Beirut: Regime air strikes Saturday killed 10 civilians in northwest Syria, where ramped up attacks by Damascus and its ally Russia have claimed the lives of hundreds since late April.
Idlib and parts of the neighbouring provinces of Aleppo, Hama and Latakia are under the control of Hayat Tahrir al-Sham, a jihadist group led by Syria’s former Al-Qaeda affiliate.
The region is supposed to be protected from a massive government offensive by a September buffer zone deal, but it has come under increasing bombardment by the regime and its Russian ally over the past three months.
Saturday, two children were among the nine civilians killed in air raids on the Idlib town of Ariha, said the Syrian Observatory for Human Rights.
The attack wounded 28 others, said the Britain-based monitor.
Two residential buildings in Ariha were hit by raids, in the second such attack on the town this week, said Observatory head Rami Abdul Rahman.

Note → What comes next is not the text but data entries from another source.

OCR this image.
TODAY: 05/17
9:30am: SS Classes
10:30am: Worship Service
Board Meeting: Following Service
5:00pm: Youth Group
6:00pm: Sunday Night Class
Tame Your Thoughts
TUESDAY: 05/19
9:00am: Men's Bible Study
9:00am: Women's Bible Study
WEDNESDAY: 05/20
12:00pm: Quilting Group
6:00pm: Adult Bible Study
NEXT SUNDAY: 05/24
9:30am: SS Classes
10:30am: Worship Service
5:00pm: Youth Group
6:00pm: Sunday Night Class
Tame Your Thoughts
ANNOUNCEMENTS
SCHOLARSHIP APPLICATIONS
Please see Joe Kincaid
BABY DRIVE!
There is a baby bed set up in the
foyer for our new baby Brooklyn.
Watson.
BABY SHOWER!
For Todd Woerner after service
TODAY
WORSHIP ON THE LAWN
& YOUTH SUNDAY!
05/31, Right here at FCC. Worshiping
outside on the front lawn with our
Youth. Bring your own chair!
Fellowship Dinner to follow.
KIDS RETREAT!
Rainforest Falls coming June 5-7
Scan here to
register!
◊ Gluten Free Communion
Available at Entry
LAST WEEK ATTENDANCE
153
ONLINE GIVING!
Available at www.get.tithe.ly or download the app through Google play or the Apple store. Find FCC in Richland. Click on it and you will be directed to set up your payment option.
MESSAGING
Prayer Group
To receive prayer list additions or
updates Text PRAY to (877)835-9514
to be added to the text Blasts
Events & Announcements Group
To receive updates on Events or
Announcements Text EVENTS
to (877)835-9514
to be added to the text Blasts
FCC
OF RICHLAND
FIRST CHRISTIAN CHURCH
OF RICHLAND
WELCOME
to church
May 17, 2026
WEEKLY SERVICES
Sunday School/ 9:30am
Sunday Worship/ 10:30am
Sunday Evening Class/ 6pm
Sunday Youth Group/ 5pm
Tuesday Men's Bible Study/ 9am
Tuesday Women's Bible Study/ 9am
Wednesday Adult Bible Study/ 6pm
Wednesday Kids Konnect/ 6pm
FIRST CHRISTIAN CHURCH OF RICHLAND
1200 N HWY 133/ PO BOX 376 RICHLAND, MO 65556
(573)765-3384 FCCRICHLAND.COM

Regime air strikes killed 10 civilians there Wednesday, according to the Observatory.
Bombardment by government forces on other parts of the Idlib region killed another civilian on Saturday and wounded 15 others, the monitor said.
Air strikes by the Syrian regime and its ally Russia on the Idlib region have claimed more than 740 lives since late April, according to the Observatory.
The UN says more than 400,000 people have been displaced.
The United Nations’ humanitarian coordination office OCHA has documented 39 attacks against health facilities or medical workers in the area in three months.
At least 50 schools have been damaged by air strikes and shelling over the same period, it said.
“These are civilian objects, and it seems highly unlikely, given the persistent pattern of such attacks, that they are all being hit by accident,” UN rights chief Michelle Bachelet said Friday.
The war in Syria has killed more than 370,000 people and displaced millions since it started in 2011 with a brutal crackdown on anti-government protests.